According to the affidavit, Craig said he knew one of the two men in the back seat was “Mike” in jail. After police noticed “Mike” looked like the suspect’s video and photos, he told them he had a gun in his bag and verbally identified himself as Crawford. Police found him under arrest warrant in New Jersey for failing to appear in court on a charge of selling cocaine. The two were arrested on Wednesday and taken to the police station, according to the affidavit.

According to the affidavit, Craig told police after his arrest that he had known Crawford “for a few weeks” and that Crawford was living with another person in Winooski. He also said he drove Crawford and two “nephews” to St Albans “where they were selling illegal drugs”.

Craig also told police he was at the scene on Sunday and took Crawford with him, but did not witness the shooting because the public restroom blocked his view. He said he approached the scene to inspect and was briefly detained by state troopers, but continued, according to the affidavit.

Joseph Craig appeared remotely Thursday at the Vermont Superior Court Northwestern State Correctional Facility in Burlington. Photo by Auditi Guha/VT Digger

According to the affidavit, Crawford denied murdering Rogers. He said he was in the area before the shooting, but did not linger long and acknowledged that photos taken from security cameras that night were his.

At a news conference Thursday, officials said they had no further information about the suspect’s time or relationship in jail or why police brought Craigella in on Wednesday.

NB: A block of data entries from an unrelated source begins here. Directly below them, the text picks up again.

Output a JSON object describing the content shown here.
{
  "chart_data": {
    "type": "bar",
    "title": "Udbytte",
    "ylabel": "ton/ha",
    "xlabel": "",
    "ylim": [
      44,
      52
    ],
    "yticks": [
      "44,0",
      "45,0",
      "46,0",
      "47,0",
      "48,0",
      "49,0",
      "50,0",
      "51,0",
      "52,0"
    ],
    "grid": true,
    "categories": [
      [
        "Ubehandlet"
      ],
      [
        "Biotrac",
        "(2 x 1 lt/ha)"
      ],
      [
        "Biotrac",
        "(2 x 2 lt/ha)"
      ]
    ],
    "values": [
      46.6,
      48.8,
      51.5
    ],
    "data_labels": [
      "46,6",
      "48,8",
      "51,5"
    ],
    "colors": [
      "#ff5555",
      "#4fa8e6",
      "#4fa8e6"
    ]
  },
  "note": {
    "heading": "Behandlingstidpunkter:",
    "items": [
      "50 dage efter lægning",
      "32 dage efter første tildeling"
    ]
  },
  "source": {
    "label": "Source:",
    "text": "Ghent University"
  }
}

“What we do know is that they met in jail and have been interacting since they were released, but I don’t know when that was,” the Chittenden County District Attorney said. Sarah George.

Targeted shots like this can be rare and isolated, “but I know our community cares about it,” Murad told a news conference. “I know people are scared of what is happening. We are concerned about where the city is headed with certain types of crime…especially shootings.

Prosecutor George said holding suspects without bail “is the most punitive thing we can do. We have used it in all cases where someone has been arrested for a shooting, and will continue when we have evidence. This way.”

Mayor Miro Weinberger called for greater intercity and interagency engagement, noting that downtown communities are working to improve security, such as the Burlington Business Association which is trying to restore security details.

Officers discuss the September 4 homicide during a press conference Thursday, September 8, 2022 at the Burlington Police Department at One North Street. Left to right: Alex Schmidt, resident agent in charge of the FBI’s Burlington branch; Alcohol, tobacco, firearms and explosives; Sarah George, Chittenden County State’s Attorney; Burlington Mayor Milo Weinberg; and Interim Burlington Police Chief Jon Murad. Photo by Auditi Guha/VT Digger

In a brief introduction, Murad said that from 2012 to 2019, Burlington averaged two shootings per year. (He defines those incidents as instances where a gun is fired in a criminal manner that police suspect.) Sunday’s 12 homicides in 2020 and 14 in 2021 are the city’s 23rd shootings this year.

About six of them could not be solved, and 12 involved a shot person, three of which were murders, Murad said. He noted that Burlington police made arrests in 13 of those 23 cases, including seven of the 12 in which someone was shot.